Pegiat Anti Korupsi Minta KPK RI Usut Dugaan Korupsi di Lingkungan BUMD DKI Jakarta - Odiyaiwuu.com | Membahagiakan Kehidupan

Pegiat Anti Korupsi Minta KPK RI Usut Dugaan Korupsi di Lingkungan BUMD DKI Jakarta

Gedung Komisi Pemberantasan Korupsi (KPK), Jalan Kuningan Persada, Guntur, Kecamatan Setiabudi, Jakarta Selatan. Sumber foto: wartakota.tribunnews.com, Rabu, 10 Agustus 2022

Loading

JAKARTA, ODIYAIWUU.com — Aktivis dan pegiat anti korupsi dari Koalisi Masyarakat Pemberantasan Korupsi (Kompak) Indonesia Gabriel de Sola meminta Komisi Pemberantasan Korupsi (KPK) mengusut tuntas dugaan korupsi di lingkungan Badan Usaha Milik Daerah (BUMD) DKI Jakarta terkait kerjasama pengelolaan aset dengan tujuh perusahaan swasta milik oknum bernama Fredie Tan.

“Kami meminta KPK RI dan Gubernur DKI Jakarta  mengusut tuntas  kasus dugaan korupsi dan maladministrasi sesuai dengan hasil temuan Ombudsman RI pada perusahaan BUMD di lingkungan Pemda DKI Jakarta,” ujar Ketua Kompak Indonesia Gabriel de Sola melalui keterangan tertulis yang diterima di Jakarta, Senin (30/6).

Menurut de Sola, perusahaan BUMD tersebut adalah PT Jakarta Propertindo (Perseroda), Perusahaan Daerah (PD) Pasar Jaya, dan PT Pembangunan Jaya Ancol Tbk. Perusahaan BUMD DKI Jakarta tersebut, melakukan kerjasama dengan setidaknya tujuh perusahaan swasta dengan pemiliknya satu orang diduga atas nama Fredie Tan (FT). 

“Ketujuh perusahaan tersebut telah bekerjasama dengan perusahaan BUMD milik Pemda DKI Jakarta dalam kurun waktu antara tahun 2002 hingga saat ini. Saudara FT pernah ditetapkan menjadi tersangka tahun 2014 oleh Kejaksaan Agung RI, namun kasusnya dihentikan tanpa alasan jelas,” kata de Sola lebih lanjut.

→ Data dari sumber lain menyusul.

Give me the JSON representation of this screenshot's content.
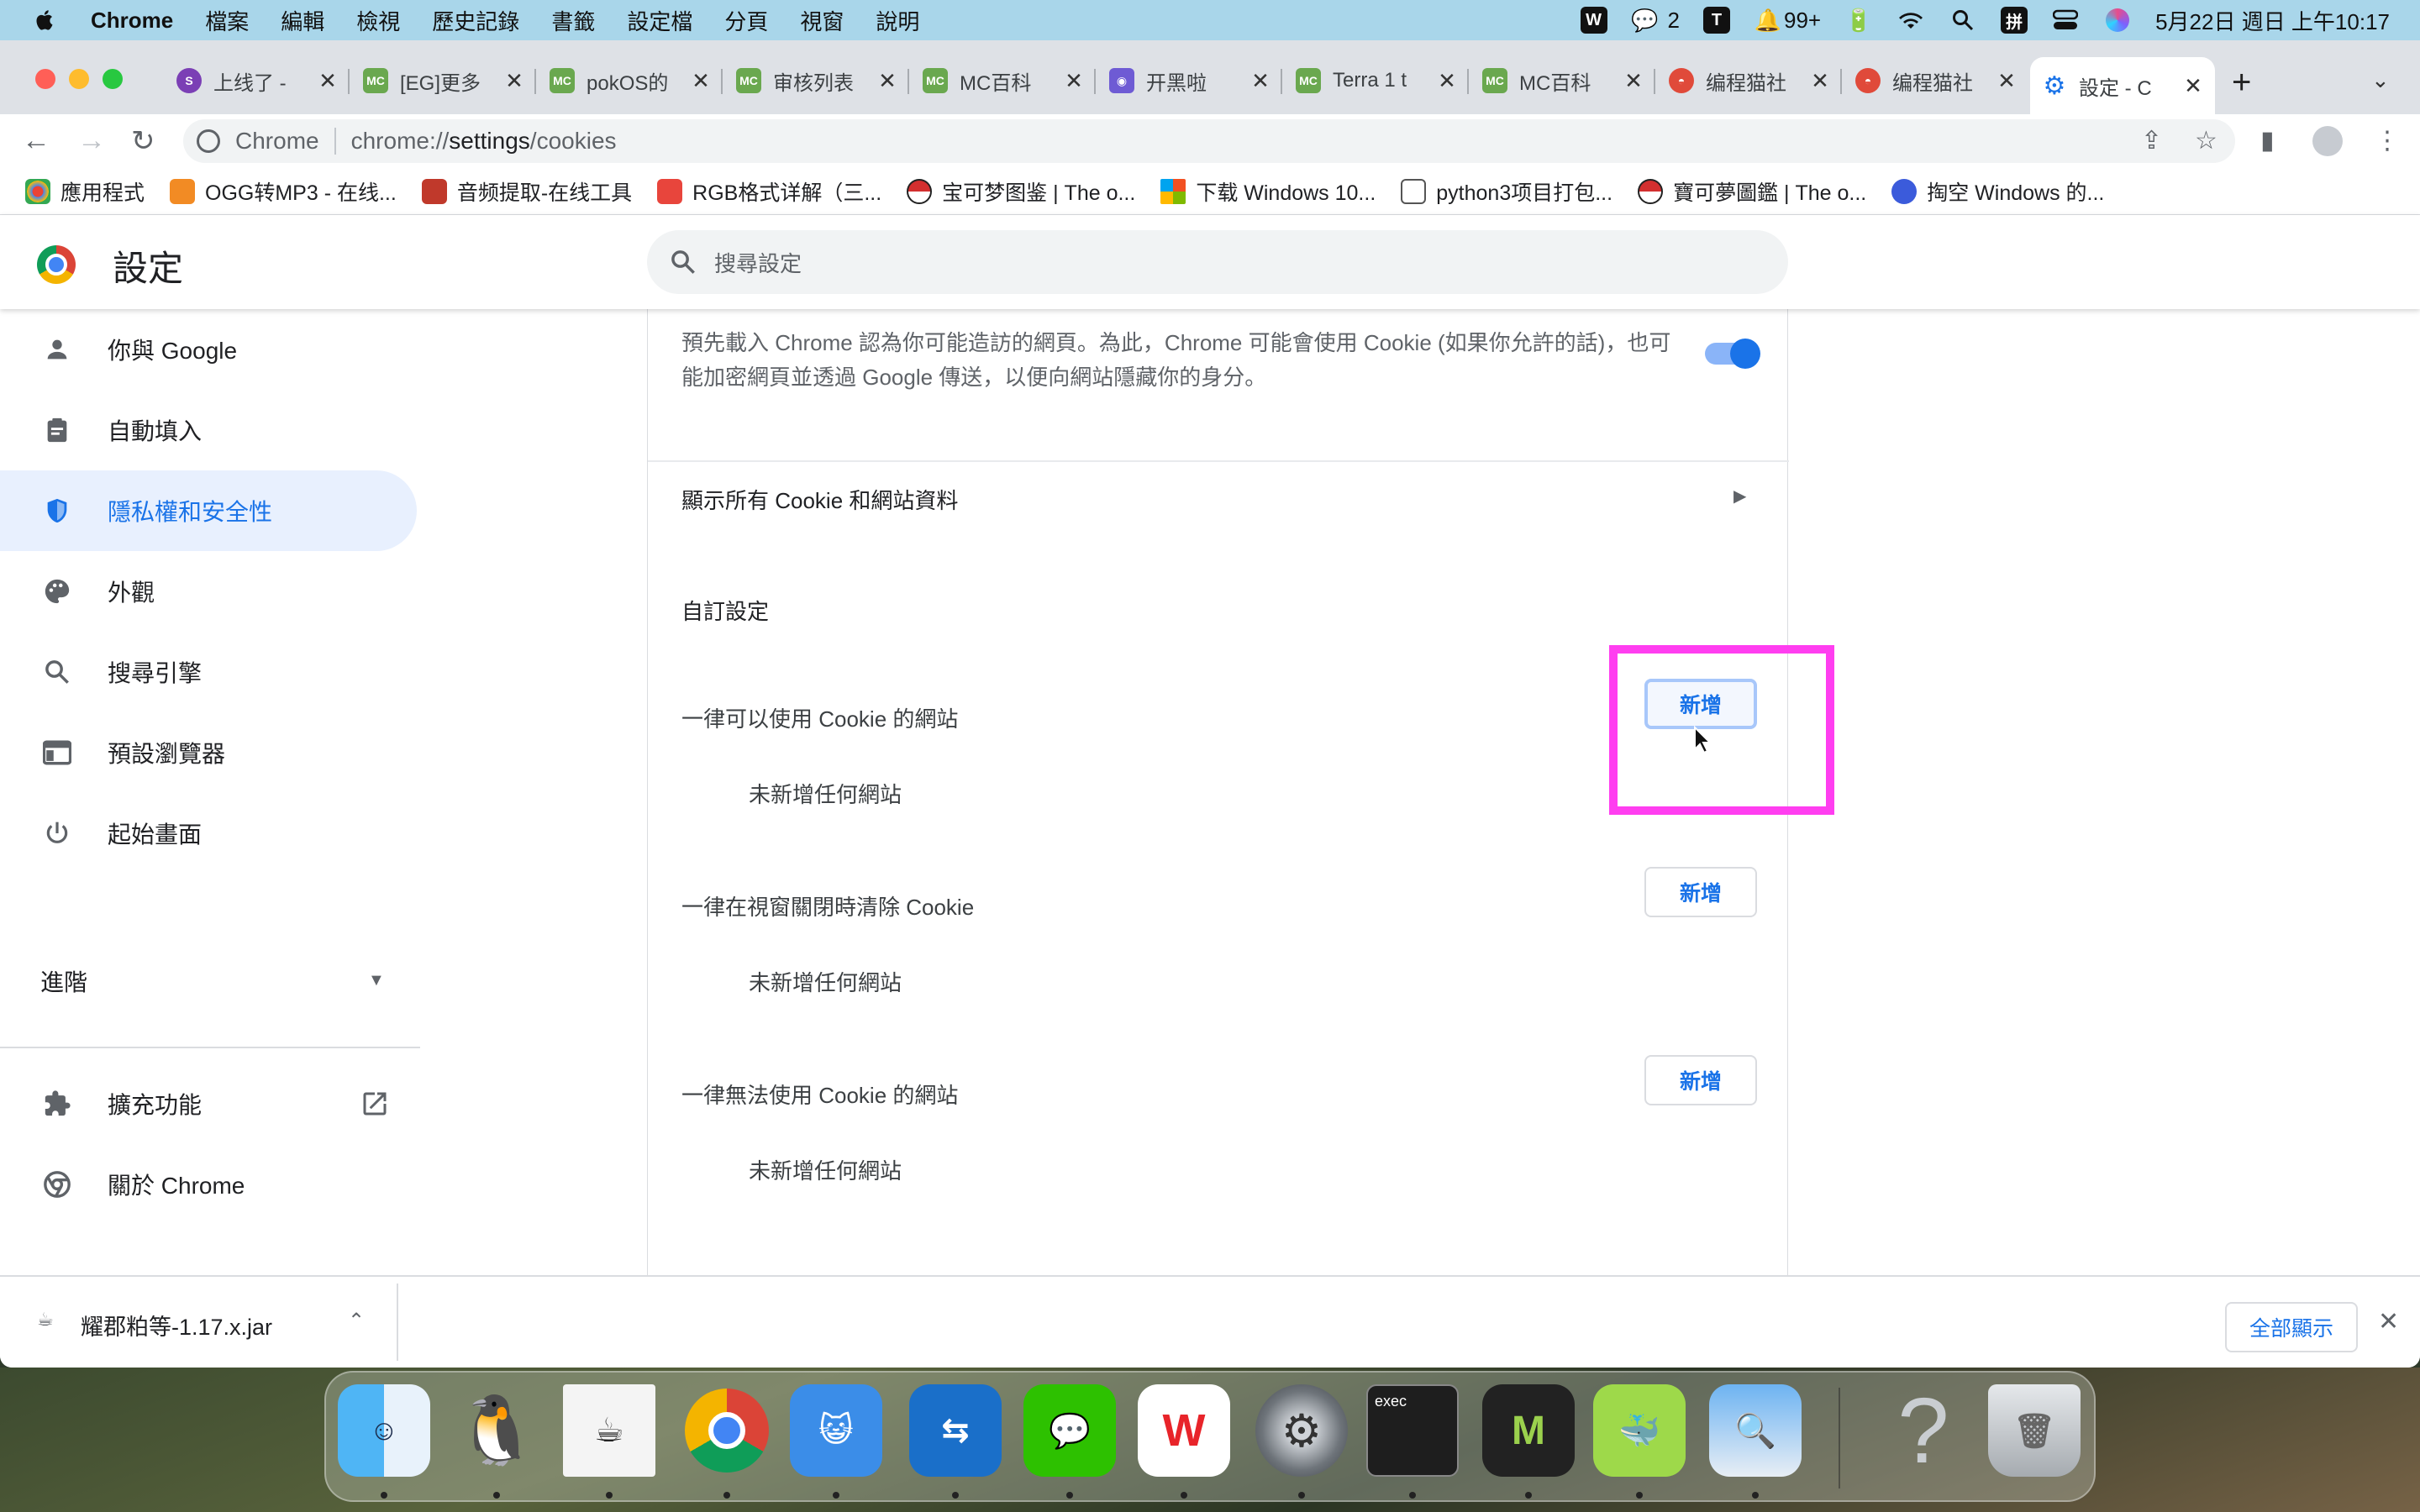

Kasus yang menjadi concern Kompak Indonesia, lembaga masyarakat yang berfokus pada persoalan pencegahan dan pemberantasan korupsi di Indonesia tersebut terkait dugaan penggelapan aset milik perusahaan BUMD di DKI Jakarta. 

“Patut diduga terdapat keterlibatan oknum pejabat Kejaksaan Agung RI pada saat itu yang juga menjabat sebagai komisaris pada salah satu perusahaan milik FT. Kasus ini telah mendapat pemberitaan media massa saat itu. Namun kemudian tenggelam tanpa ada kelanjutannya,” ujar de Sola, pegiat anti korupsi yang lama bermukim di Jerman.

Modus operandi dugaan korupsi dan maladministrasi tersebut adalah melakukan penggelapan aset, kerjasama pembangunan dan pengelolaan aset dengan harga jauh di bawah harga pasar. Selain itu, menjual dengan harga yang sangat tinggi (markdown), kerjasama dengan penunjukan langsung tanpa ada lelang atau tender hingga penggelapan pajak. 

“Termasuk keterlibatan oknum pejabat perusahaan BUMD yakni Direktur Utama berinisial BKS yang kemudian menjadi menteri era Presiden Jokowi. Lalu Direktur Keuangan dan oknum pejabat dari Kejaksaan Agung yang saat ini sudah purna tugas. Adapun direktur keuangan dan oknum pejabat Kejaksaan Agung tersebut diketahui juga menjabat sebagai komisaris pada perusahaan milik FT,” kata de Sola.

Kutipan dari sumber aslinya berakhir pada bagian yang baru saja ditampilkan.